Dans cette section, certains éléments d'information sur la faisabilité d'un tel découplage sont brièvement passés en revue. La discussion est limitée au découplage entre PIB et émissions de gaz à effet de serre pour des raisons de longueur. Ce découplage est le mieux connu et le plus discuté ; viennent ensuite, par ordre décroissant d'information, les questions de ressources matérielles, notamment minières, puis finalement les questions de pollution, très mal quantifiées. Le lecteur intéressé pourra à ce sujet se reporter à deux études critiques récentes et fouillées portant sur l'ensemble des problèmes liés à la question du découplage (Vadén et al., 2020 et Parrique et al., 2019).

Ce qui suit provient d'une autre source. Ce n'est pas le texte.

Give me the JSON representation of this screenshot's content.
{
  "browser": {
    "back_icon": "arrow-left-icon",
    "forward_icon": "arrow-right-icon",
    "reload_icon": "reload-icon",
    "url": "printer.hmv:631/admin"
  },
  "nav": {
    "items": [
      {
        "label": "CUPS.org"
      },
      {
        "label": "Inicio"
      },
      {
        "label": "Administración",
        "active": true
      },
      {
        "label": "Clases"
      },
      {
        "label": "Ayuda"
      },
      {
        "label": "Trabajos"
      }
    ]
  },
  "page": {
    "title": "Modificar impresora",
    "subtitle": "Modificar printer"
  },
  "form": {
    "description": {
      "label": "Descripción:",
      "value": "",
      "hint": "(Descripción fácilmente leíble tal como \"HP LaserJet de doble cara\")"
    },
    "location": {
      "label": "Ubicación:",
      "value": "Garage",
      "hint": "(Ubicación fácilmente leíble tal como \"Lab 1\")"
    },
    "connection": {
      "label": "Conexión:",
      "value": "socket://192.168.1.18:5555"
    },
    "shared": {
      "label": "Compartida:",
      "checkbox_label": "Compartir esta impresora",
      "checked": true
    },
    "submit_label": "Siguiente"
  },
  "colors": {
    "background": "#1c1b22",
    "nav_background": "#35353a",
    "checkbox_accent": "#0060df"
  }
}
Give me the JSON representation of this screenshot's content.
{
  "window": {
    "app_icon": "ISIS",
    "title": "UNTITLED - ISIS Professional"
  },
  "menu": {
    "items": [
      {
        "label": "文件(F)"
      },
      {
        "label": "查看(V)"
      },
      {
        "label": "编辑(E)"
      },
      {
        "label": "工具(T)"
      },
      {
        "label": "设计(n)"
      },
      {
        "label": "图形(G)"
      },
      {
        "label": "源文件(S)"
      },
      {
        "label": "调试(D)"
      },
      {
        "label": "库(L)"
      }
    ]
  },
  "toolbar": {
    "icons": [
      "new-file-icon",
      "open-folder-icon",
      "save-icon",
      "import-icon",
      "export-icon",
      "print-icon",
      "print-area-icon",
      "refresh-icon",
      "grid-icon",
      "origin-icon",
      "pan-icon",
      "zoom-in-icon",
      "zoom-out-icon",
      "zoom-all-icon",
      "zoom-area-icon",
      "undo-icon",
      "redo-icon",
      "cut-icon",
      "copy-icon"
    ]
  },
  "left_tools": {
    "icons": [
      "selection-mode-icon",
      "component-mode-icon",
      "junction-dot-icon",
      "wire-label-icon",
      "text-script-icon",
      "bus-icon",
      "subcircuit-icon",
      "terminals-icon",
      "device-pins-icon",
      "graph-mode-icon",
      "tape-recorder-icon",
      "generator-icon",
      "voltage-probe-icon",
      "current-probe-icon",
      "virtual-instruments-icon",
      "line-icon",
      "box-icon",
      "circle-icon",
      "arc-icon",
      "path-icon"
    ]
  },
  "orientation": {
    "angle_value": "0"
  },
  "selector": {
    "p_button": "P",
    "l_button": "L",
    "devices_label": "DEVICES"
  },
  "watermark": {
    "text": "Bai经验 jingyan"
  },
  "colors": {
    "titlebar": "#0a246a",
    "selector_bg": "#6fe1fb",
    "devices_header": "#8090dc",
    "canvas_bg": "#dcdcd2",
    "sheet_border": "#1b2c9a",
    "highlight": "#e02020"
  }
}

Les tendances des deux dernières décennies des pays de l'OCDE et de l'Union Européenne en particulier sont a priori positives. Les émissions de CO2 stagnent ou diminuent par habitant depuis une dizaine ou une quinzaine d'années (Wood et al., 2019). Cette évolution est due à plusieurs facteurs : outre les gains tendanciels du secteur productif (intra-OCDE, mais également en ce qui concerne les importations de produits finis asiatiques), les taux d'équipement en biens individuels et en équipements collectifs structurels (notamment réseaux et bâtiments) saturent, la croissance économique est en général faible dans ces pays, et largement portée par la croissance des services, dont l'intensité carbone est plus faible que celle des secteurs productifs.

Pour autant, ces tendances sont très difficilement généralisables à l'ensemble de l'économie mondiale. Le poids tendanciel est porté par les économies émergentes, la Chine au premier chef. Celle-ci est encore loin d'avoir atteint la saturation d'équipements individuels et collectifs caractérisant les pays développés. De plus, découpler le PIB de l'énergie primaire au-delà de l'évolution tendancielle de 1% par an mentionnée plus haut est extrêmement difficile sur le long terme. De ce point de vue, il est en pratique impossible de limiter le réchauffement climatique à 2°C par des gains d'efficacité énergétique de ce type dans le temps qui nous reste (vingt à trente ans (Figueres et al., 2017 et Masson-Delmotte et al., 2021)) : avec un PIB mondial en croissance de 2% par an, il faudrait réaliser des gains d'efficacité énergétique de l'ordre d'environ 5 à 7% par an, chiffre qui ignore par ailleurs les inévitables effets rebond (Voir la fiche concept L'effet rebond pour plus de détail) qui accompagneraient de tels gains.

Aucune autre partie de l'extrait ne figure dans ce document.